Online College: 5 Things to Know
When online colleges were in their nascent stages, many people were skeptical about them. Whether they felt these programs were not as strong as their brick-and-mortar counterparts or they did not have the right tools to access online learning platforms, students did not pursue these programs as readily as they do today.
Since online learning has become more popular, you may have a vested interest in enrolling in such a program. Before you do, make sure you keep some important information at the forefront of your mind to ensure that you select the right program.
Even though online colleges have become more popular, you still must look into the school reputation. Some online institutions are known for having poor levels of instruction and for hurting students' changes of finding jobs upon graduation. Speaking to people who actually attend and attended the school is generally the best way to find out what the programs are actually like. Online reviews are sometimes written for money, and the people who wrote them may have never even taken a class at the school.
Additionally, you must research the school's reputation in the college world. Choosing accredited schools is of utmost importance. Failure to do so could mean that you are unable to find a job after graduation. Employers may view you in the same way as they do people without college educations at all.
On top of that, you have to find out if the school has a strong reputation in your specific program. For example, if you are interested in teaching, you need to see if the schools available have a reputation for a good education program.
Some people assume that the cost for an online program is different from an in-person one. While that may be the case in some scenarios, the costs are usually the same. Differences may exist if the online program does not require the use of certain classroom materials when the in-person program does, for example. Usually, however, the cost of attendance is calculated by the number of credits that you are taking. Most schools allow 12 to 17 credits for one full-time price. You will pay for each credit, but you will also have to pay fees associated with the university.
On the other hand, you may decide to pursue your education at a part-time level. In these cases, you may need to pay per credit only. Some schools will still have fees associated with the program. Also, you may want to look into scholarships. Don't assume that the school lacks scholarships for you just because you are attending an online program; you are still entitled to scholarships and financial aid as other students are.
When you are attending college, no matter how you are accessing the program, a high level of personal responsibility is involved. Professors are not going to call home to your parents if you aren't completing the work or if you haven't come to class in several weeks. Online programs require an even greater degree of personal responsibility in some ways. When these programs first appeared, students would often meet with one another in a chat room during a designated time of the week.
Now, however, professors often post the assignments for the week and expect that they are completed by a certain date and time. Your professor might post as assignment on Monday and expect that you complete it by Tuesday, which means that you need to check your online platform on a regular basis. You also need to budget your time to complete the assignments, and you have to prevent yourself from surfing the web when you are supposed to be learning.

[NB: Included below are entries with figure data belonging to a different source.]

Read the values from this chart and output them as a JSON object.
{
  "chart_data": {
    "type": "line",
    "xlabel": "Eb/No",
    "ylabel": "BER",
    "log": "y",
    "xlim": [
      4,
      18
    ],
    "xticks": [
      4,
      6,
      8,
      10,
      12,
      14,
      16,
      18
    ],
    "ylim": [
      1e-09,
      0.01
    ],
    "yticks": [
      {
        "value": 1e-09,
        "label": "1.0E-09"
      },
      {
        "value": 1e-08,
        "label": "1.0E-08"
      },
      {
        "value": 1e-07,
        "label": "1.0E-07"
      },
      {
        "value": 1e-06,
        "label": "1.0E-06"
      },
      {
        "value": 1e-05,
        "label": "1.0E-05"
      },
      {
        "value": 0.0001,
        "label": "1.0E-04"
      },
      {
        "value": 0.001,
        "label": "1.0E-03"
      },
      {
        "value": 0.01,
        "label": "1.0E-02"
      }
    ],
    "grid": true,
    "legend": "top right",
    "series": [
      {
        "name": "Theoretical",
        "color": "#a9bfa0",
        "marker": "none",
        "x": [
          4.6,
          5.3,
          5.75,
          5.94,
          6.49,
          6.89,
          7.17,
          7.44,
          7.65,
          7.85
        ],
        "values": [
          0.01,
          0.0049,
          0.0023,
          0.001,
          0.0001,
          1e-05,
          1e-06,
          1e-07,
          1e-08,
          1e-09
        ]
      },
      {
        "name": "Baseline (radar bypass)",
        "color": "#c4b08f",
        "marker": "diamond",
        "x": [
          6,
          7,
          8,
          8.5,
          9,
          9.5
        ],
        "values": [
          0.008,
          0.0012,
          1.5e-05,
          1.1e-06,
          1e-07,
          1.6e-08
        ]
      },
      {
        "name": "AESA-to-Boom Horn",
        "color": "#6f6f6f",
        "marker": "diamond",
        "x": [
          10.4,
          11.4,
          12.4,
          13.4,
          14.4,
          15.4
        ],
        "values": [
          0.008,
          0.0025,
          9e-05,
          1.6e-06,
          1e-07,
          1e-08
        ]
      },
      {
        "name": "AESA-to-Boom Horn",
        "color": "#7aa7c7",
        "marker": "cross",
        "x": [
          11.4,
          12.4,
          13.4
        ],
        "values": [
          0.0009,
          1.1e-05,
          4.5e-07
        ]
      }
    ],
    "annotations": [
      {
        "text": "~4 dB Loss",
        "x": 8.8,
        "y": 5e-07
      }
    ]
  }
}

Sometimes, the academic requirements of an online program require that you attend campus for a period of time. The residency requirements are going to vary from school to school and program to program. For example, some programs may require that you live at the school or attend classes on campus for a specific duration of time during the summer each year that you are enrolled. Others will have certain courses that you need to come to campus to take. You may have to go to the school to complete the requirements for labs.
Still other institutions may provide you with some freedom as to when you fulfill these requirements. For example, they may say that you need to take at least nine credits of courses on-campus but that you have the option to fulfill that requirement with whatever classes you want and whenever you want. Finding out this information before you begin the program is important because you may need to make childcare accommodations or other arrangements for the time you will spend away from your home.
Drop the Excuses
You may think that online programs are more lenient and that you can get away with not doing some of your work because you can just blame the issues on a bad internet connection. That is not the case. You are expected to plan in advance and to have a back-up plan. If you have an assignment due on Tuesday at midnight, you should not try to access it for the first time on Tuesday after you eat dinner.
On top of that, professors expect that you have another internet connection that you can use if yours is not working. You may need to go to the local library or find a relative who lives nearby and who will be willing to let you complete schoolwork if needed. If you tell your professors that your computer isn't working, especially early in the semester, they have no reason to believe that you are not just inventing an excuse to get out of doing your work by the deadline.
Online college offers you a great opportunity to pursue your dream career without sacrificing your current life. Before you enroll in a program, however, you should have a strong idea of what you are signing up for.